Solaris Volume Management

Basic RAID concepts:

RAID is a classification method to back up & store data on multiple disk drives. There are six levels of RAID.

The Solaris Volume Manager(SVM) software uses metadevices, which are product specific definition of logical storage volumes to implement RAID 0, RAID 1, RAID 1+0 & RAID 5.
RAID 0: Non.redundant disk array (concatenation & striping)
RAID 1: Mirrored disk array.
RAID 5: Block-interleaved striping with distributed-parity

Logical Volume: 
Solaris uses virtual disks called logical volumes to manage physical disks and their associated data. It is functionally identical to physical volume and can span multiple disk members. The logical volumes are located under /dev/md directory.

Note: In earlier versions of Solaris, the SVM software was known as Solstice DiskSuite software and logical volumes were known as metadevices.

Software Partition:
It provides mechanism for dividing large storage spaces into smaller & manageable sizes. It can be directly accessed by applications, including file systems, as long as it is not included in another volume.


RAID-0 Volumes:

It consists of slices or soft partitions. These volumes lets us expand disk storage capacity. There are three kinds of RAID-0 volumes:
1. Stripe volumes
2. Concatenation volumes
3. Concatenated stripe volumes

Note: A component refers to any devices, from slices to soft partitions, used in another logical volume.

Advantage: Allows us to quickly and simply expand disk storage capacity.
Disadvantages: They do not provide any data redundancy (unlike RAID-1 or RAID-5 volumes). If a single component fails on a RAID-0 volume, data is lost.

We can use a RAID-0 volume that contains:
1. a single slice for any file system.
2. multiple components for any file system except for root (/), /usr, swap, /var, /opt, any file system that is accessed during an operating system upgrade or installation

Note: While mirroring root (/), /usr, swap, /var, or /opt, we put the file system into a one-way concatenation or stripe (a concatenation of a single slice) that acts as a submirror. This one-way concatenation is mirrored by another submirror, which must also be a concatenation.

RAID-0 (Stripe) Volume:

It is a volume that arranges data across one or more components. Striping alternates equally-sized segments of data across two or more components, forming one logical storage unit. These segments are interleaved round-robin so that the combined space is made alternately from each component, in effect, shuffled like a deck of cards.

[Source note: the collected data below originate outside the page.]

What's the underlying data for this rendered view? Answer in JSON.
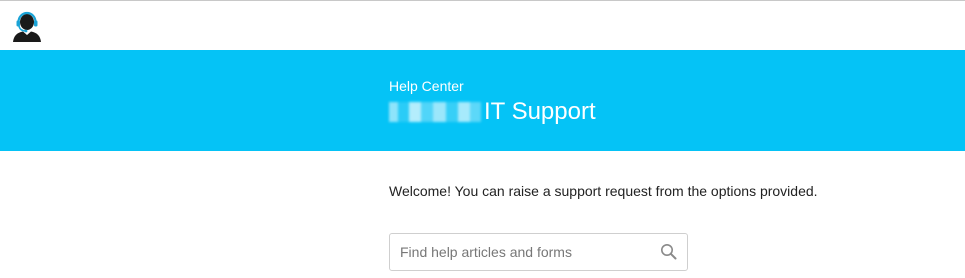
{
  "header": {
    "logo_icon": "support-agent-headset-icon"
  },
  "banner": {
    "background_color": "#05c3f6",
    "subtitle": "Help Center",
    "title_suffix": "IT Support"
  },
  "main": {
    "welcome_text": "Welcome! You can raise a support request from the options provided.",
    "search": {
      "placeholder": "Find help articles and forms",
      "value": "",
      "icon": "search-icon"
    }
  }
}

Striping enables multiple controllers to access data at the same time, which is also called parallel access. Parallel access can increase I/O throughput because all disks in the volume are busy most of the time servicing I/O requests.

An existing file system cannot be converted directly to a stripe. To place an existing file system on a stripe volume , you must back up the file system, create the volume, then restore the file system to the stripe volume.






 

Interlace Values for a RAID–0 (Stripe) Volume:

An interlace is the size, in Kbytes, Mbytes, or blocks, of the logical data segments on a stripe volume. Depending on the application, different interlace values can increase performance for your configuration. The performance increase comes from having several disk arms managing I/O requests. When the I/O request is larger than the interlace size, you might get better performance.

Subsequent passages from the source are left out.